If S21 still around there will be a raft of evictions and if its gone by then the courts will be backlogged with S8 claims all probably citing selling as the justifiable reason.

Be interested to know if the government will be insisting on prosecuting and fining a LL who still has a tenant in situ and who can't remove by the time this legislation is enacted by default of the delay in possession proceedings due to claim backlogs??

Reluctant Landlord

9:14 AM, 6th January 2023, About A year ago

Reply to the comment left by Ian Narbeth at 05/01/2023 - 13:15exactly.
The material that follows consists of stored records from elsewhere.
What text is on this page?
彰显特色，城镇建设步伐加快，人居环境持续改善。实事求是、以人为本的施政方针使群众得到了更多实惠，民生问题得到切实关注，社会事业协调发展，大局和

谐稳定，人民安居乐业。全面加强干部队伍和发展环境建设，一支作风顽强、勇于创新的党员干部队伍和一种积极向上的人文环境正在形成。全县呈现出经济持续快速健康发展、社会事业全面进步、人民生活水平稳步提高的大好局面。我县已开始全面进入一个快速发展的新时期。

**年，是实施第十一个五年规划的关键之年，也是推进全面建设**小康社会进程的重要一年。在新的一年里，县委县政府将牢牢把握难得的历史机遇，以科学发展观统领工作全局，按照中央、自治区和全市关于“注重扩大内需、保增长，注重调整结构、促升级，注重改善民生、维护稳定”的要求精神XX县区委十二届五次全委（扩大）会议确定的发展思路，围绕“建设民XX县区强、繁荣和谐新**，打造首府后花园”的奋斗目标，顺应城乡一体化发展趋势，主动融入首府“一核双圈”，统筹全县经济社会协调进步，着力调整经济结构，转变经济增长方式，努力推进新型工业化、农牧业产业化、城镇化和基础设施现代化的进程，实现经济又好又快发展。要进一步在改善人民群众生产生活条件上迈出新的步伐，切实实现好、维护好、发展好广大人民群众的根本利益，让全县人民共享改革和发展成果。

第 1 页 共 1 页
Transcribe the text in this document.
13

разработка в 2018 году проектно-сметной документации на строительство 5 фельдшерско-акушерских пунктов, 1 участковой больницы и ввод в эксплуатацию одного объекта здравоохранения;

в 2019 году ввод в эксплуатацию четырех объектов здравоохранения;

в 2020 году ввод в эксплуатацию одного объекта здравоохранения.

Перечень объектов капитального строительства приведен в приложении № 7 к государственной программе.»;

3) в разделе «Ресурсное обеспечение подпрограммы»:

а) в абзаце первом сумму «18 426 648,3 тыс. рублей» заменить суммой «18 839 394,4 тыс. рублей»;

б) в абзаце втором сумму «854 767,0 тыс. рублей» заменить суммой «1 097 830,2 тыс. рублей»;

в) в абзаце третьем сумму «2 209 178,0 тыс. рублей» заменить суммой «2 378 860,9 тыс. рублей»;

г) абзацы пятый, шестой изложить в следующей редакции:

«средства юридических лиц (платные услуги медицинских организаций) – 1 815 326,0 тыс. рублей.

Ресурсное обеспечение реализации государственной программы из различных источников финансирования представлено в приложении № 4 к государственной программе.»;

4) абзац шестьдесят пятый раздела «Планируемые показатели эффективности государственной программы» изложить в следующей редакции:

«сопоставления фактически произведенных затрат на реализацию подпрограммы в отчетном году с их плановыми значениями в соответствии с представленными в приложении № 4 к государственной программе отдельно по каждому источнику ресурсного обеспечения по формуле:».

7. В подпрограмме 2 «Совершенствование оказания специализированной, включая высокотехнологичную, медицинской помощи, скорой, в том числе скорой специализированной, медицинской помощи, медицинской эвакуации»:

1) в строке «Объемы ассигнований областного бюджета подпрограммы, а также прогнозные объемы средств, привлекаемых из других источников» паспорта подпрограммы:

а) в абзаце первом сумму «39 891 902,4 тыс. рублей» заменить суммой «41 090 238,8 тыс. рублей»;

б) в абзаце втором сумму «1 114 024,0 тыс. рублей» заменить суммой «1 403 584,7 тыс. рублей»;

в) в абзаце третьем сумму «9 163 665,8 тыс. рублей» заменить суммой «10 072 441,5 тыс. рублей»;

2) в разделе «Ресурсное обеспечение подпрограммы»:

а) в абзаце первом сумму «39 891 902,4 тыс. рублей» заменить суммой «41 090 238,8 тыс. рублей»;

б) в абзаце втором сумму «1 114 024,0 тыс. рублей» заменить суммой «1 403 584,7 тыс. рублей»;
The reality is that 'cost savings' (lets face it that is the only thing the tenants are going to be concerned with at the end of the day) are only going to be incurred if the tenant ultimately reduces consumption.
Some LL's will arguably taken the cost route first - to see how little they can spend to achieve the C rating.
If for example they change a boiler to be more efficient add a bit more loft insulation and change a few lightbulbs just to tick the C rating then is that really going to make that much difference to the tenant bills?
If they continued to use the same volume of energy they did before then I believe it would be negligible. and of course the LL can't control that.
If they reduced consumption then yes of course the bills would probably be lower, but that in turn is based on the unit cost of which it seems noone has control of.
We could be in a situation where the LL makes changes to hit the C, the tenant even if they reduce consumption still get hit by high energy unit costs (plus standing charge) which overall make bugger all/any savings for the tenant.
Meanwhile the LL has a bill for the property updates which were enforced on him to allow him to legally rent his own property to the tenant, so he has no choice than to add this to the rent.
Result? Tenant gets a higher rent bill and no real quantifiable cost savings on their energy bills, even though they will have probably reduced their volume consumption by default of using less as a direct result of the higher unit charges in the first place.
Utter madness.


11:08 AM, 6th January 2023, About A year ago

I've just read 700,000 homes don't even have central heating. The vast majority will be old rental properties.

The cost to bring these homes up to EPC C will be massive, and in many cases, tenants would have to vacate to facilitate ease and speed of installation.

This isn't going to happen! Landlords are already selling up in droves.

Reluctant Landlord

12:40 PM, 6th January 2023, About A year ago

Reply to the comment left by NewYorkie at 06/01/2023 - 11:08
is a LL obliged to move people out? I grant you works can be disruptive if this is the route chosen but is this down to the LL to fund too?


13:48 PM, 6th January 2023, About A year ago

Reply to the comment left by DSR at 06/01/2023 - 12:40
The LL isn't obliged to move them out, but cutting gas/electric/water supply, ripping up carpets and floorboards, knocking holes through walls, taking out windows, etc... would be disruptive, especially if there are young children.